In questi decenni Leonida Paterlini ha abituato i suoi Ragazzi Cantori a sane consuetudini musicali. Con tenace perseveranza (in certi periodi le prove erano e  tuttora sono quasi quotidiane), si è dedicato alla trasmissione di strumenti culturali che hanno permesso una formazione musicale di primo ordine ed anche una formazione cristiana di questi ragazzi, bambini, adulti…
Da insegnante di musica posso dire che il M° Paterlini ha compiuto un'opera didattico-musicale di dimensioni impensabili per una realtà come quella emiliana, come quella italiana.

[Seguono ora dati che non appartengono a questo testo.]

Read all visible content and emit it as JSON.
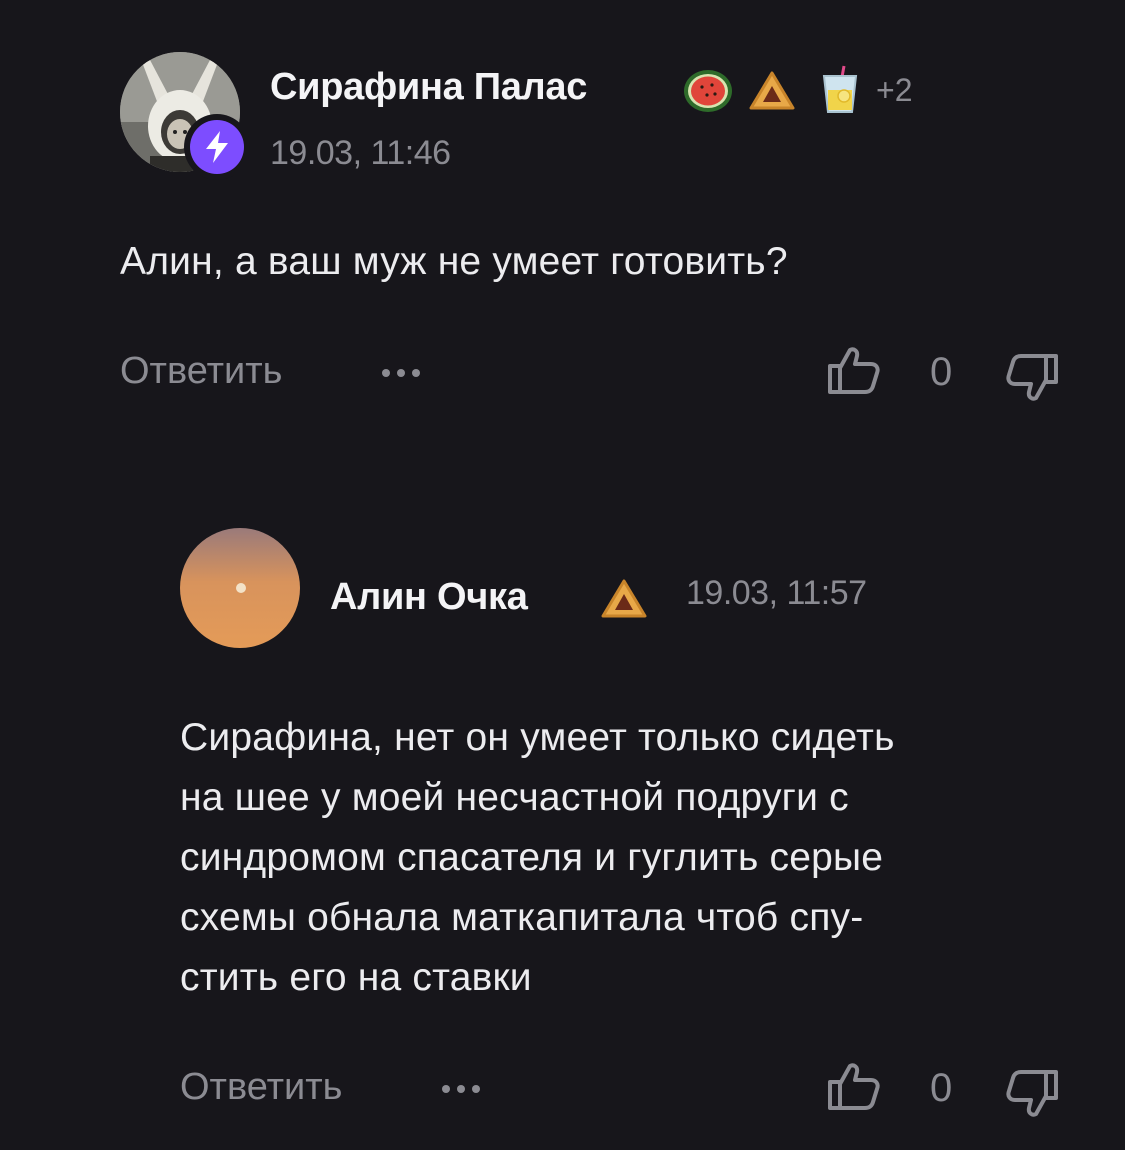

Credo che Leonida Paterlini abbia lasciato un eredità di difficile da mantenere: per i Ragazzi Cantori  e il loro attuale Maestro il compito è arduo sia per impegno tecnico che liturgico. Ma da questi mesi passati a far prova, alle varie celebrazioni, ai ritiri con questo strepitoso coro ho percepito con chiarezza che il Maestro ha lasciato anche una eredità ricca di tesori: tra i più preziosi quello di aver trasmesso ai suoi Ragazzi che la musica, ed in particolare quella sacra, è un'arte sublime, non uno svago. Un'arte da affrontare quindi con rispetto ed impegno adeguati: perché la si ama, perché si sa che chi ascolta può ricevere molto.
Leonida Paterlini ha creato un circolo virtuoso: giovani e giovanissimi che incanalano tutte le loro energie esplosive per rendere servizio alla vera bellezza e a Dio.

Sento di poter affermare che il Maestro Paterlini ha davvero lasciato un segno prezioso creando questa bellissima realtà musicale e di servizio alla Chiesa. Un segno, un tesoro musicale e morale che va conservato, preservato nella sua forma più bella da chi lo ha ricevuto e ha il bellissimo compito di trasmetterlo alle nuove generazioni.